Privacy in the AI Era Is Possible: What Proton’s CEO Says and How to Protect Yourself
AI tools are now part of daily life for millions of people. Whether you use ChatGPT, Google Bard, or any other large language model, you are feeding it personal information—emails you paste, documents you upload, questions about your health or finances. The convenience is real. So is the privacy risk.
Proton, the company behind encrypted email and VPN services, has been vocal about this tension. In a recent interview with Spiceworks, Proton’s CEO laid out what keeps him up at night when it comes to AI and privacy. His message is both sobering and pragmatic: privacy in the AI era is achievable, but only if consumers and companies take deliberate steps.
What Happened
Proton’s CEO explained that the biggest concern is not just that AI models might misuse your data—though that is a problem—but that the entire ecosystem is built on data collection habits we have normalized. Many AI services store your conversations, use them to train future models, and share them with third parties. The default setup for most free AI tools is that your input becomes part of the company’s training pool.

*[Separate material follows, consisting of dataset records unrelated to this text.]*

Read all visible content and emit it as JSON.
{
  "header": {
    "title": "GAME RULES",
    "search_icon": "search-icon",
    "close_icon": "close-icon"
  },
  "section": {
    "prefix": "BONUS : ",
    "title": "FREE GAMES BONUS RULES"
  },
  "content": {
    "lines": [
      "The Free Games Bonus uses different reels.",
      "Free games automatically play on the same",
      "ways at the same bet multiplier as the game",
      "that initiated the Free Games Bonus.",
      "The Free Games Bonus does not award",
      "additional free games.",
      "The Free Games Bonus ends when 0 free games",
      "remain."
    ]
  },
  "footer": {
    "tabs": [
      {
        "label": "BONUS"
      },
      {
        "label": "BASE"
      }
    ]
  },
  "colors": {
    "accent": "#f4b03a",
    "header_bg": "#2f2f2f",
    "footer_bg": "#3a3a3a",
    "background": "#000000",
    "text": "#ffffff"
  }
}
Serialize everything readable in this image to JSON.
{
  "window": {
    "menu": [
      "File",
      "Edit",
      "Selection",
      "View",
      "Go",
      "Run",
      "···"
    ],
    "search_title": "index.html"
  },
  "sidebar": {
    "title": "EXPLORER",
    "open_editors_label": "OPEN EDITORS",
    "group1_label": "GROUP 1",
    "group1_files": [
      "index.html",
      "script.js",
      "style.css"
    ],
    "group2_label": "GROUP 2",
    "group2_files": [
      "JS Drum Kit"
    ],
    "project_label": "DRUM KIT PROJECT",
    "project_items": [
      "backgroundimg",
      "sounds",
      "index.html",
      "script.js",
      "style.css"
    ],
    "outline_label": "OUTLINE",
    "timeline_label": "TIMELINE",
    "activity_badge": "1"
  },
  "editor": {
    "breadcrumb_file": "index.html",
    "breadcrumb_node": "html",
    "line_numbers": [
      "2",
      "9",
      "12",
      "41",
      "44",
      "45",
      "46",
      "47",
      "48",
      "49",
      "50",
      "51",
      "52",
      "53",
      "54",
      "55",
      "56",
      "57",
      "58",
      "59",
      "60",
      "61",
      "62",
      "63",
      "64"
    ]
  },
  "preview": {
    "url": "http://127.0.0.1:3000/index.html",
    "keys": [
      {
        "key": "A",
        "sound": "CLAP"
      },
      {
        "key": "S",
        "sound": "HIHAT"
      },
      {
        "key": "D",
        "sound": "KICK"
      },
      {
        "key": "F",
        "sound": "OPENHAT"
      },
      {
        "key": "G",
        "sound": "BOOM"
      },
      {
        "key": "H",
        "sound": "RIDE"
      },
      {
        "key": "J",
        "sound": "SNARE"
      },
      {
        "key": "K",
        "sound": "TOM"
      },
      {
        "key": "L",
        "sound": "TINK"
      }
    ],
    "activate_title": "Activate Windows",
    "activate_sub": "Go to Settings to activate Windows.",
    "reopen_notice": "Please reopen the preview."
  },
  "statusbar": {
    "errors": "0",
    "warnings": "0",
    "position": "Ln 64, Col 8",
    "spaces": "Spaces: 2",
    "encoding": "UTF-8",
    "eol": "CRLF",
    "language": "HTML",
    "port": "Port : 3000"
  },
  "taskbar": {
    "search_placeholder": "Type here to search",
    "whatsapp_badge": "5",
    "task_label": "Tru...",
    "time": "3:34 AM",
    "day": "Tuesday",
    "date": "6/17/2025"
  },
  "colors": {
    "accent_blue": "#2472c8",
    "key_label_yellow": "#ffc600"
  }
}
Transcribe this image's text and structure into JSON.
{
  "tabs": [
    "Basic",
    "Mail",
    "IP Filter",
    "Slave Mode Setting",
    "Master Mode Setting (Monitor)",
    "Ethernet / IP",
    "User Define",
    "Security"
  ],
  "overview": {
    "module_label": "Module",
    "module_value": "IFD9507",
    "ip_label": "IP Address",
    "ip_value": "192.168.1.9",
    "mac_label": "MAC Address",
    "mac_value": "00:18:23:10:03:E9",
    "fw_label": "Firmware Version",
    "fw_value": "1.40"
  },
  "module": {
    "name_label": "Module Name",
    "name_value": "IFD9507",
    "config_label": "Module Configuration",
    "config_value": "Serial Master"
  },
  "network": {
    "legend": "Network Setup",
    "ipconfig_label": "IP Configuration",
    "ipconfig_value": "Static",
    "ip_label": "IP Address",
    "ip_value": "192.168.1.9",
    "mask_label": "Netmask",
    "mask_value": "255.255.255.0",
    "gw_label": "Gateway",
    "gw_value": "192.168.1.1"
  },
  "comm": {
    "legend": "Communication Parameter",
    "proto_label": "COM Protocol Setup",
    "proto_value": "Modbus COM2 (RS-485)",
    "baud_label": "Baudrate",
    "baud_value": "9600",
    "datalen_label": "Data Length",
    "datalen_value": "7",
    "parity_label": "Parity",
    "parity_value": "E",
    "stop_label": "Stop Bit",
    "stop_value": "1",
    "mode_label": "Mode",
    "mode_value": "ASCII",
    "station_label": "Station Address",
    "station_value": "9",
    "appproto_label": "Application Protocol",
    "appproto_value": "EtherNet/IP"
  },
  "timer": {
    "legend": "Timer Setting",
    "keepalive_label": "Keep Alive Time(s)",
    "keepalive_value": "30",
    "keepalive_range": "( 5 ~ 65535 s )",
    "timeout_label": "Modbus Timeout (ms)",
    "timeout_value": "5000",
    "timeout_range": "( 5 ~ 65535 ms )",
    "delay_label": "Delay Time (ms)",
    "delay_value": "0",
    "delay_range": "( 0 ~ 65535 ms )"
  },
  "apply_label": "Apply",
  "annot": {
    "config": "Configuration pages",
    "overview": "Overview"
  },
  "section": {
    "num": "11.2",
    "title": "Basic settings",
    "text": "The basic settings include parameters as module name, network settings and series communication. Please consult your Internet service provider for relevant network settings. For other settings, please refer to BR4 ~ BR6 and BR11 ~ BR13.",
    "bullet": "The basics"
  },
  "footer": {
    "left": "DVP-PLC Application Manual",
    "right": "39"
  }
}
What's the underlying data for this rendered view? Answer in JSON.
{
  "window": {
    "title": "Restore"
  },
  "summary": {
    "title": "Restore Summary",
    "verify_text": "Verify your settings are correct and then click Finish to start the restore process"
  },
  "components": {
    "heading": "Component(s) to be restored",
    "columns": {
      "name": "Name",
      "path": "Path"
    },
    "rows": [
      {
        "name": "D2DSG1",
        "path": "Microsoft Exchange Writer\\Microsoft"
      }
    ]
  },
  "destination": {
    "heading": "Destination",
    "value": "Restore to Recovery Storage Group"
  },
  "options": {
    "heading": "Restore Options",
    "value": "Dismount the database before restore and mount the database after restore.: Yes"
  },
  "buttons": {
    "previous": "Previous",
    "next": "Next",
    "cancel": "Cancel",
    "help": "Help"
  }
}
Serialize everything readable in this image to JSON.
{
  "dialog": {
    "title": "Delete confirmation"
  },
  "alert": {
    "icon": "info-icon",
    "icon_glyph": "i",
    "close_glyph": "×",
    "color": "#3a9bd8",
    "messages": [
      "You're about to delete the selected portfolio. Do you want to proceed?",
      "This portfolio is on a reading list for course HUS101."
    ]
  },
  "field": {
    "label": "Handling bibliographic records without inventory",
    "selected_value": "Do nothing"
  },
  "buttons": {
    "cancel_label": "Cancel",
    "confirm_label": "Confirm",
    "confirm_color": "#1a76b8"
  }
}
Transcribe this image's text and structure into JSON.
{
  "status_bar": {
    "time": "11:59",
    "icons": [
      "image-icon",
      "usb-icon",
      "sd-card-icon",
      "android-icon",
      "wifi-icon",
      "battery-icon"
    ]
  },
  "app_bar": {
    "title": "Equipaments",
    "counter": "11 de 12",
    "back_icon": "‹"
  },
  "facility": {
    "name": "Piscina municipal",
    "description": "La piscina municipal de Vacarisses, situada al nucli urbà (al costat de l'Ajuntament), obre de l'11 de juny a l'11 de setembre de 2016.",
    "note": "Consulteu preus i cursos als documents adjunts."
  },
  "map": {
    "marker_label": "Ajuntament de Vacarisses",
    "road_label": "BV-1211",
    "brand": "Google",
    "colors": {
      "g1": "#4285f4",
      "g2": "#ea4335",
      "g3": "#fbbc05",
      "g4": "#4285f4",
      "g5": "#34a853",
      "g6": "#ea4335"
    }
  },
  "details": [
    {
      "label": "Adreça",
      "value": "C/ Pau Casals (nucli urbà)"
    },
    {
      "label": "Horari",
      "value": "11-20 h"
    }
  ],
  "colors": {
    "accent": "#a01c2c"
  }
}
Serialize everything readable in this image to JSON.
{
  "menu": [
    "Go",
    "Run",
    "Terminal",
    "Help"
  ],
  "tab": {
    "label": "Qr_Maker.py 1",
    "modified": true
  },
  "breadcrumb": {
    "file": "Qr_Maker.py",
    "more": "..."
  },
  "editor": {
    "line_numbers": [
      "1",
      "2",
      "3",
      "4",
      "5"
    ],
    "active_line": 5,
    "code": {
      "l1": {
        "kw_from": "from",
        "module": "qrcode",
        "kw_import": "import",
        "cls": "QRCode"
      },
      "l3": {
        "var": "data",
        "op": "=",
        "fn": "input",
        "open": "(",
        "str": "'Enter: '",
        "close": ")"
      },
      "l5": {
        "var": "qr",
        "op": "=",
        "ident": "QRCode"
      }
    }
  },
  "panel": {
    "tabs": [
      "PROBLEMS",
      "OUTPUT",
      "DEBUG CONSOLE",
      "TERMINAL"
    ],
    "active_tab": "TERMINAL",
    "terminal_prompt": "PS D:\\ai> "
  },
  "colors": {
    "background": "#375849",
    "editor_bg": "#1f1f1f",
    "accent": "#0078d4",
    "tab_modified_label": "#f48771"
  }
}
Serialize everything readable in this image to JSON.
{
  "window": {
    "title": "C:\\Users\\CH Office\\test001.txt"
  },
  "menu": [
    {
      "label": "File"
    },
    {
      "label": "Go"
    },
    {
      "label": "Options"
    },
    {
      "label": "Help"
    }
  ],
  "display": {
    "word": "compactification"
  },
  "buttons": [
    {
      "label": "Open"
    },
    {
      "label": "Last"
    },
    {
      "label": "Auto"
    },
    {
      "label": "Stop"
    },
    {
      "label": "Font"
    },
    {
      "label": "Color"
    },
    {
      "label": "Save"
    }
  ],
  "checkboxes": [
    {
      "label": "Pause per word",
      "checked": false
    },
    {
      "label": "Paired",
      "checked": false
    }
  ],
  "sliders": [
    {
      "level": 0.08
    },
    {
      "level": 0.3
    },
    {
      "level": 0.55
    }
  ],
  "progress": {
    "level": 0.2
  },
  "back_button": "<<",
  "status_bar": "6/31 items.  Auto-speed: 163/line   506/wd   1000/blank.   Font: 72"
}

The interview highlighted one specific worry: the lack of transparency. When you use an AI tool, you rarely know exactly what data is collected, how long it is kept, or who else can access it. Terms of service often grant broad permissions. And because AI models can reconstruct patterns from training data, even anonymized inputs can sometimes be linked back to individuals.
Why It Matters
For everyday users, the implications are direct. If you paste a draft of a legal letter into a public AI chatbot, that text could become part of a training set and later appear in someone else’s output. If you ask an AI for personalized health advice, the details you share might end up stored on a server you have no control over. The convenience of AI can come at the cost of your digital privacy.
Beyond individual risks, there is a broader market shift. Proton’s CEO warned about vendor lock-in: once you rely on a particular AI provider for work or personal tasks, switching becomes hard because your data is tied to that platform. This mirrors what happened with cloud services, but AI lock-in can happen faster because models learn from your specific usage patterns.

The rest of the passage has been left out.